The Caribbean Utilities Company (CUC), while moving to clear confusion about electricity costs, has indicated that prices could rise again in March 2012.

A price cap, which currently limits the cost of fuel, will expire in March next year, exposing Cayman consumers to the vagaries of international oil markets.

CUC watchdog the Electricity Regulatory Authority (ERA) could order that a new capping agreement be put in place, but at a potential cost of $1.7 million.

The utility provider completed the one-year agreement to preserve the price of diesel at $3.55 per gallon in early April this year, after gaining late-March approval from the ERA.

“There were ongoing discussions on hedging for several months while the relevant documentation was developed and agreed by the ERA, CUC and the hedging counterparties,” the statement said. “The final approvals and instructions to proceed with the specific hedges were received from the ERA in late March.

“The agreements were completed in early April, after ERA approval.  The contracts are on a deferred premium basis with equal monthly installments totalling CI$1.7 million by the end of the agreements in March 2012.”

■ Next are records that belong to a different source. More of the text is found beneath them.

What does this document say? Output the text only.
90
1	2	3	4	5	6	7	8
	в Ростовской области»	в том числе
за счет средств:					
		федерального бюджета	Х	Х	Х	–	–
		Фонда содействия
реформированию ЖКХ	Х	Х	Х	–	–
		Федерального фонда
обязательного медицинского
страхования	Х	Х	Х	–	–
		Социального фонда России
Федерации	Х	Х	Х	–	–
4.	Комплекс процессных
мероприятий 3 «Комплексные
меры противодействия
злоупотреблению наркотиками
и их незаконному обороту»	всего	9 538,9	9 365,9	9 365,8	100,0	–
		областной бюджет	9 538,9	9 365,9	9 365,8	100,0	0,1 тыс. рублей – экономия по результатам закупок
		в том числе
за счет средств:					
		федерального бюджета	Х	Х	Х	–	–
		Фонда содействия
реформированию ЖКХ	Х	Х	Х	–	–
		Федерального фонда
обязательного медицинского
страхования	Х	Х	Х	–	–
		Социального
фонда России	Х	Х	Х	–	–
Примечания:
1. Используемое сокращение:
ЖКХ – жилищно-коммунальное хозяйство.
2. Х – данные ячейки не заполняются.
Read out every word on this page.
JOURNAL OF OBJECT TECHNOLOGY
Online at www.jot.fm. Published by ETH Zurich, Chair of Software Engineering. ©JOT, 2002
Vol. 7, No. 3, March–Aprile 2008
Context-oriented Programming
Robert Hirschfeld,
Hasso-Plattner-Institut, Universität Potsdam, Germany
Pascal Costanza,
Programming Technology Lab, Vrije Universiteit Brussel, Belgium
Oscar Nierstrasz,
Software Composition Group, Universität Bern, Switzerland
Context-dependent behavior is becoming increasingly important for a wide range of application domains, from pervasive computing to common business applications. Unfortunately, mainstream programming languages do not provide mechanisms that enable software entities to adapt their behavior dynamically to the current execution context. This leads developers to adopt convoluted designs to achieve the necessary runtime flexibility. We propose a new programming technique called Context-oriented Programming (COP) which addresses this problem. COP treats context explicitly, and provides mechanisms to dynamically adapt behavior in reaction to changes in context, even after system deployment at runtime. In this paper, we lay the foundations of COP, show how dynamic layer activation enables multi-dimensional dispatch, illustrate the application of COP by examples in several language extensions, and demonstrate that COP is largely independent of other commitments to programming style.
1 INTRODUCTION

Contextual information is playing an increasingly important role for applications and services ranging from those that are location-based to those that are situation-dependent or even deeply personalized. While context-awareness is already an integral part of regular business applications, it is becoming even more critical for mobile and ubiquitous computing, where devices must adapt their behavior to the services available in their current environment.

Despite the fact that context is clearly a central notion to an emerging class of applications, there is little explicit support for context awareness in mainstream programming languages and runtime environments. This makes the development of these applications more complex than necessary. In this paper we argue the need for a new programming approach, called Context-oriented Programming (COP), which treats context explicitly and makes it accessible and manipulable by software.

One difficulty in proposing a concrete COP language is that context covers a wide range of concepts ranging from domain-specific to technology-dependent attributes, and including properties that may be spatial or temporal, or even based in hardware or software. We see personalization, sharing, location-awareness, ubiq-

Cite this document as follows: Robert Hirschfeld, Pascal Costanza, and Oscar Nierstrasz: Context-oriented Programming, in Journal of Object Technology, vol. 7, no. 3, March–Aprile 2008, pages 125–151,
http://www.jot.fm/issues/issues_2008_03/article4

The hedge will expire in March 2012, and while CUC said on Thursday it would not renew the price cap “unless requested by the ERA,” its statement says it had solicited a five-year fuel-supply contract with local companies Esso and Texaco.

CUC said it was fair that consumers should pay for the $1,7 million hedge agreement because the company was not earning a profit from the investment but rather seeking to control costs.

“The hedge is not a financial play,” the company said, meaning it was not gambling with the money. “It is protection against the price moving above $3.55 which was requested and approved by the ERA on behalf of consumers. CUC does not stand to gain financially from the transactions.”

The statement comes in the wake of last week’s call by Premier McKeeva Bush for an outside auditor to examine CUC’s books “to see what the true cost [of electricity] is and where it’s coming from”.

The company says government’s 75-cent tax on each gallon of diesel fuel means far higher costs to consumers than the $1.7 million one-time payment, although questions remain.

President and CEO of CUC Richard Hew

The impact of the duty, the company said, is just more than two-and-a-half cents per kilowatt hour (kWh), “$0.0265”, according to an official statement, which calls that number “significantly higher than the $0.0035 hedging impact”, approximately one-third of a cent per kWh.

While the hedge caps the price of fuel at $3.55 per gallon, market prices are currently at $3.03 per gallon. Additionally, only 40% of the fuel CUC burns each year, approximately 30 million gallons, is included in the $1.7 million hedge, but which tacks another 15 cents onto consumer bills for each of those 12 million gallons covered by the agreement.

“The consumer is paying market price which is currently approximately US$3.00 [per gallon] and the hedge premium is the equivalent of approximately US$0.15 per gallon for the volume of gallons hedged,” a CUC statement said.

Still, questions persist. CUC says the 75-cent per gallon tax is the highest in the region, compared with a second-highest 40 cents elsewhere and an average of 10 cents throughout the Caribbean.

Yet, while the tax yields $14.4 million per year for government coffers, the company also says that those taxes are the least costly element in producing a kWh of electricity, which costs 35 cents.

Only 4.5 cents of the total is attributed to fuel duty. More than twice that amount, 10.5 cents, goers to cover CUC’s own costs, while the final 20 cents per kWh pays the $3.03 price of diesel fuel.

Saying, “we have no additional comment”, CUC did not respond to further questions.